I format my tearsheets in several different ways depending on what manufacturer(s) I'm targeting. If I am doing a mass mailing (either by email or "snail mail") to different industries, I put a central image(s) and numerous mock-ups of products for different industries on the sheet. Illustrated above is my BOU001 collection tearsheet with a central image and mock-ups for tabletop, bedding, and decorative flags. Note: The reason why I usually put central images on tearsheets is because the art in mock-ups may be too small or not clear enough because of the shape of the mock-ups. Better yet, I find it really effective to create tearsheets customized to individual industries. I usually send three to six tearsheets from different collections at a time.

My TEA001 collection tearsheet was created for fabric manufacturers. Notice that I show only swatches of patterns because the swatches are clear enough and the manufacturer doesn't need to see the central image. And before you sharp-eyed artists contact me, I know a couple of patterns on the tearsheet do not repeat. I goofed and they need to be corrected.

My BOU001 collection tearsheet was created for tabletop manufacturers. If I was sending them to party manufacturers, I could replace the cup with a paper cup shaped mock-up. Notice the border across the top of the tearsheet. Some artists like to put a border of art across the top to differentiate art collections on tearsheets.
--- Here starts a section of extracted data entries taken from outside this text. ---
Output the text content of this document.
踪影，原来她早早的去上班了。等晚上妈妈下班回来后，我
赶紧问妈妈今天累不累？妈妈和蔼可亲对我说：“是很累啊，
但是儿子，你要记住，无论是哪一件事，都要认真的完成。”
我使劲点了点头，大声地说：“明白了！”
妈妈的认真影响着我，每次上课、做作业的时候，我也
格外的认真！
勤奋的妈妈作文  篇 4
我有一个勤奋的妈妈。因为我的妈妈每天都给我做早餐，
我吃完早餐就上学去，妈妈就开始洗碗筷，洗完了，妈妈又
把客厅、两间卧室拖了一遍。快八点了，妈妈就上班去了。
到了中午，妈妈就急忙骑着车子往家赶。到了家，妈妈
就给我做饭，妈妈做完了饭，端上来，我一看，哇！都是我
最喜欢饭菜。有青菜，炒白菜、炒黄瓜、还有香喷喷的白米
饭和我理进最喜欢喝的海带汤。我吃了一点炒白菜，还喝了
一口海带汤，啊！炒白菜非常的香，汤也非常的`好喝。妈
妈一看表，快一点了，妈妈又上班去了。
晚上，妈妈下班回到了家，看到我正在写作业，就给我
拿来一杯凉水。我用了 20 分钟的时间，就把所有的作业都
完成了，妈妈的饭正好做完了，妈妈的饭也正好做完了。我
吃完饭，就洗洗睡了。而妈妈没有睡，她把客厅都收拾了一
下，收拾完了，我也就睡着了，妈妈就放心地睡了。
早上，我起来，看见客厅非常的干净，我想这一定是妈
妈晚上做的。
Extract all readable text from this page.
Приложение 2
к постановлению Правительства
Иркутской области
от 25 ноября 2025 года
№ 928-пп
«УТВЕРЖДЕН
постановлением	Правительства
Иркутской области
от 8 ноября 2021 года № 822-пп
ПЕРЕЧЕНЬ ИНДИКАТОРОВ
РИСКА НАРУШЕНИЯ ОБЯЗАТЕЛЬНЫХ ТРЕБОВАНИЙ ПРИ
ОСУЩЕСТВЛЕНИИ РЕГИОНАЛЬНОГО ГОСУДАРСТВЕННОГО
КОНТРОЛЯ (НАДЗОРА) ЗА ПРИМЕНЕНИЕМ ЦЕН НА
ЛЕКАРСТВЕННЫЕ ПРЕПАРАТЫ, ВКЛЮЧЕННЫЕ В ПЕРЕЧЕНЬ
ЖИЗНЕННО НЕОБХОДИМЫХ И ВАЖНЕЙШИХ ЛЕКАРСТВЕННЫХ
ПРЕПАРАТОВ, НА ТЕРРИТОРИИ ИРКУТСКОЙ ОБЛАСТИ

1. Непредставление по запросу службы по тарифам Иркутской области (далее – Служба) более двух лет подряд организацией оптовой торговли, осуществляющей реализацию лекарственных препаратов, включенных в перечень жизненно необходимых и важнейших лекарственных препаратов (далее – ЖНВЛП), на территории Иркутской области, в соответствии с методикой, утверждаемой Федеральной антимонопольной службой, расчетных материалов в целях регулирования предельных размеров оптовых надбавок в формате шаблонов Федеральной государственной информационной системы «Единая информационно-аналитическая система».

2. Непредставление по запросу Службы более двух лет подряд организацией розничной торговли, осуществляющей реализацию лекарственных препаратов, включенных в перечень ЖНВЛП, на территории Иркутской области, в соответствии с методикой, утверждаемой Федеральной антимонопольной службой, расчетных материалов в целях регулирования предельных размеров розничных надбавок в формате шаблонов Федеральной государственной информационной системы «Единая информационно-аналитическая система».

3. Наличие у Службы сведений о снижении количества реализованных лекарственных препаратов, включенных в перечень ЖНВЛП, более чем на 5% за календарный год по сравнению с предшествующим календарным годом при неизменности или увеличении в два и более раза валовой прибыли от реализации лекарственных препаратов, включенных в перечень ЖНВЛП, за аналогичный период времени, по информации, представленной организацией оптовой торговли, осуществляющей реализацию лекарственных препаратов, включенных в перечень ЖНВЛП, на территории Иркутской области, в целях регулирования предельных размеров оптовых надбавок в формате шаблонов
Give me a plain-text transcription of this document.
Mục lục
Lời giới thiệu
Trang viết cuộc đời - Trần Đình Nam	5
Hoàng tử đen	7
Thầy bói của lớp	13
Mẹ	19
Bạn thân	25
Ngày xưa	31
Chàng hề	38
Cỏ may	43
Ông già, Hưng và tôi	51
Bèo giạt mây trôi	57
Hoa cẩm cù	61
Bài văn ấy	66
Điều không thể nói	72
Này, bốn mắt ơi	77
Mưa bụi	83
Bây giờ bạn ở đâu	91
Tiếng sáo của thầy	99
It makes it easier for art directors to find art when they have a slew of printed tearsheets on their desk and need to flip through them.

Copyright@2009 Joan Beiriger

This article was written in 2009.  For more information and an update on what is now more commonly referred to as sell sheets instead of tear sheets, read artist Natalie Timmons "How to Create a Killer Sell Sheet for Artists" and download a pdf file showing more examples of sell sheets.


  1. Joan, you always have THE best info! Thank you!

  2. Being new to the art of licensing, I really appreciate all this info! Thanks so much for the education.

  3. Joan, thank you for all your information!